3. ENTREVISTA – AVALIAÇÃO POR PROFISSIONAL
Vê-se inadmissível em concurso público, utilizar-se do critério “ENTREVISTA”, sem qualquer regulamentação, sem caráter científico, por demais subjetivo, como meio de selecionar e avaliar o candidato. Não existe previsão legal, nem previsão no edital que estabeleça os critérios de avaliação dos candidatos pela “entrevista” - O art.. 37 Inciso II da C.F. condiciona investidura em cargo público a aprovação prévia em concurso público de provas e títulos, não a entrevista reservada e sem oportunidade de contradição, garantidas no Inciso LV do Art. 5.º da C.F. (TJMG, apel. 155.431.0, apud Jurisp. Mineira 149/286).

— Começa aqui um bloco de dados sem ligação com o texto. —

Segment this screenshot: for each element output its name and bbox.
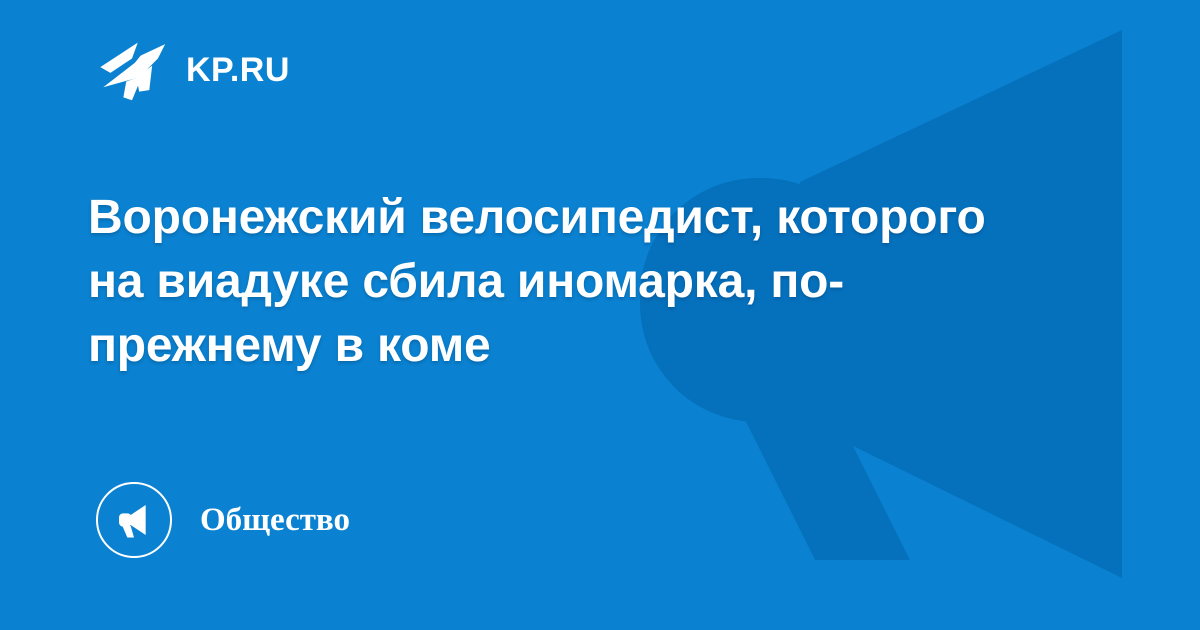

A CONSTITUIÇÃO FEDERAL em seu art. 37 inciso II é claríssimo ao exigir que os cargos públicos devem ser preenchidos através de aprovação prévia em concursos públicos de provas, não prevendo a possibilidade de adotar o critério de “entrevista” como meio e modo de se aquilatar a capacidade do candidato, in verbis:
“Art. 37. A administração pública direta e indireta de qualquer dos Poderes da União, dos Estados, do Distrito Federal e dos Municípios obedecerá aos princípios da legalidade, impessoalidade, moralidade, publicidade e eficiência e, também, ao seguinte:
II - a investidura em cargo ou emprego público depende de aprovação prévia em concurso público de provas ou de provas e títulos, de acordo com a natureza e a complexidade do cargo ou emprego, na forma prevista em lei, ressalvadas as nomeações para cargo em comissão declarado em lei de livre nomeação e exoneração.

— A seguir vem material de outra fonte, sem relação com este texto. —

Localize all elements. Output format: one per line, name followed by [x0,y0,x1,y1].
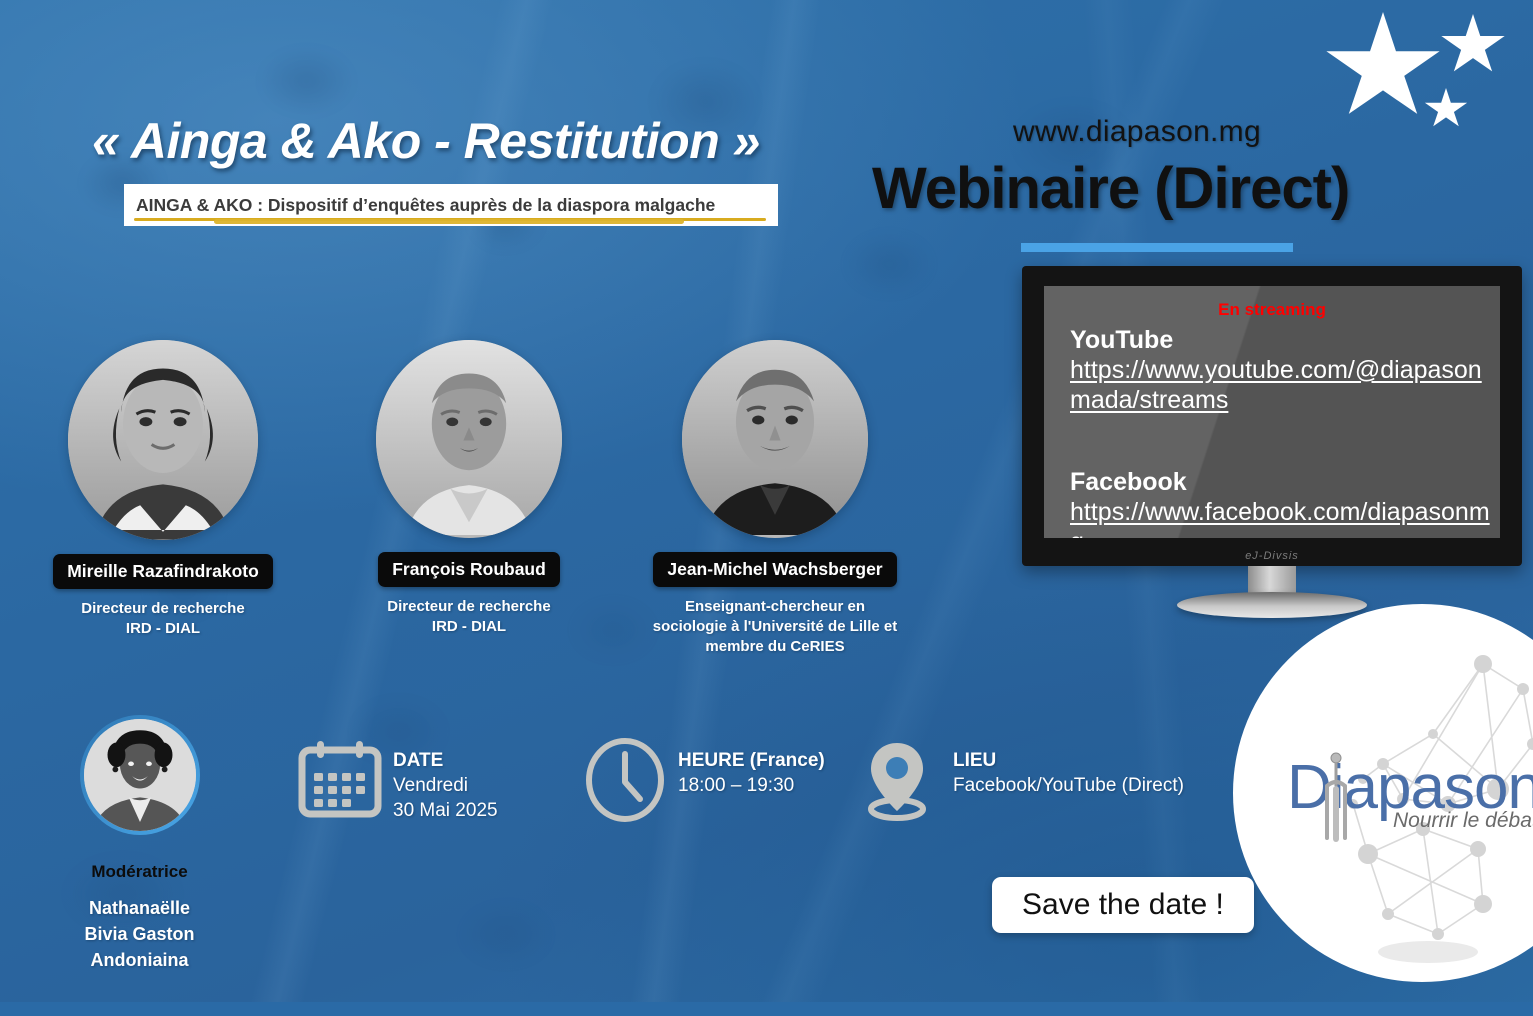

A conclusão disso é simples: ora, de certo modo pode ser racional adotar voluntariamente uma crença, desde que seja essa a preferência do agente. O auto-engano não é seguramente racional do ponto de vista epistémico (ou cognitivo), mas pode revelar-se racional do ponto de vista prático. Resta todavia saber como é que isso é possível fazer para acreditar naquilo que se sabe (ou se suspeita) ser falso? Uma coisa é desejar acreditar numa falsidade, outra coisa é conseguir acreditar efetivamente numa falsidade. Essa questão tem alimentado um vasto debate entre os defensores do “voluntarismo doxástico”, para os quais é possível induzir voluntariamente a crença que se pretende, e os defensores do “evidencialismo doxástico”, para os quais as crenças são essencialmente determinadas por fatores causais ou epistêmicos independentes da vontade do sujeito.

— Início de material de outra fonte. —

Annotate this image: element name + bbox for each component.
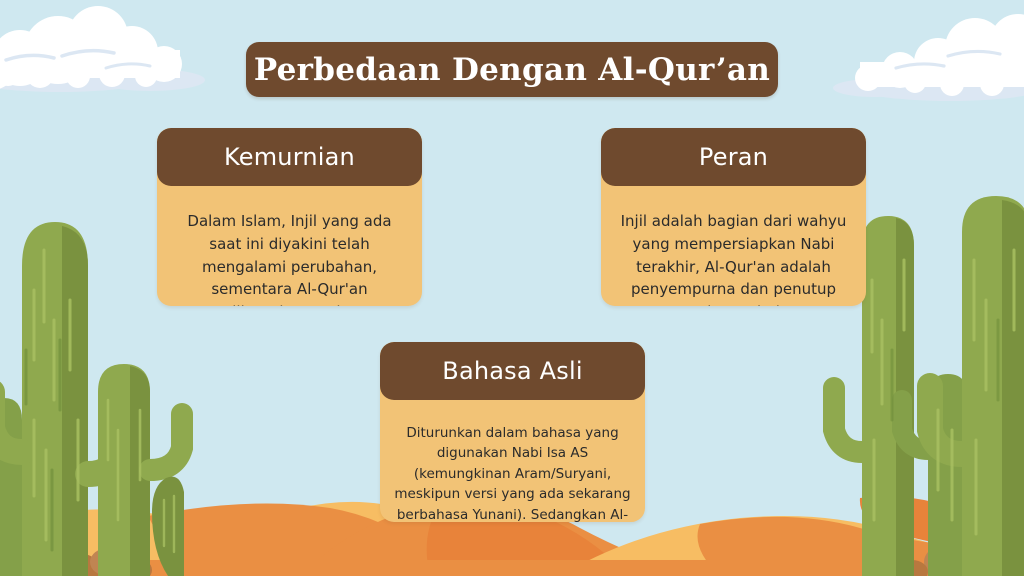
card-kemurnian: Kemurnian Dalam Islam, Injil yang ada sa…	[157, 128, 422, 306]
card-peran-body: Injil adalah bagian dari wahyu yang memp…	[601, 186, 866, 306]
cactus-left-tall	[0, 222, 122, 576]
card-bahasa-asli-heading: Bahasa Asli	[442, 357, 582, 385]
card-kemurnian-heading: Kemurnian	[224, 143, 355, 171]
cloud-top-right	[833, 14, 1024, 101]
page-title: Perbedaan Dengan Al-Qur’an	[254, 52, 770, 88]
cactus-left-small	[98, 364, 182, 576]
cloud-top-left	[0, 6, 205, 92]
card-peran-text: Injil adalah bagian dari wahyu yang memp…	[615, 210, 852, 306]
slide-canvas: Perbedaan Dengan Al-Qur’an Kemurnian Dal…	[0, 0, 1024, 576]
card-bahasa-asli-body: Diturunkan dalam bahasa yang digunakan N…	[380, 400, 645, 522]
card-bahasa-asli-text: Diturunkan dalam bahasa yang digunakan N…	[394, 423, 631, 523]
card-kemurnian-body: Dalam Islam, Injil yang ada saat ini diy…	[157, 186, 422, 306]
card-peran-heading: Peran	[699, 143, 768, 171]
rock-cluster-right	[896, 544, 1024, 576]
card-kemurnian-text: Dalam Islam, Injil yang ada saat ini diy…	[171, 210, 408, 306]
rock-cluster-left	[16, 546, 152, 576]
cactus-mid-left-arm	[152, 477, 184, 576]
card-bahasa-asli-header: Bahasa Asli	[380, 342, 645, 400]
card-kemurnian-header: Kemurnian	[157, 128, 422, 186]
card-bahasa-asli: Bahasa Asli Diturunkan dalam bahasa yang…	[380, 342, 645, 522]
card-peran: Peran Injil adalah bagian dari wahyu yan…	[601, 128, 866, 306]
slide-title-bar: Perbedaan Dengan Al-Qur’an	[246, 42, 778, 97]
card-peran-header: Peran	[601, 128, 866, 186]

Ora, por definição, a concepção intencionalista do auto-engano pressupõe uma certa forma de voluntarismo acerca da crença, uma vez que só faz sentido falar da intenção de se enganar a si mesmo sob condição que seja efetivamente possível controlar de forma voluntária aquilo em que se acredita. Assim, as explicações vinda do lado da SEMTHAS são de que não houve nenhuma intenção de privilégios. A nós cabe-nos conseguir acreditar efetivamente! Tudo é uma questão de mera coincidência irracional!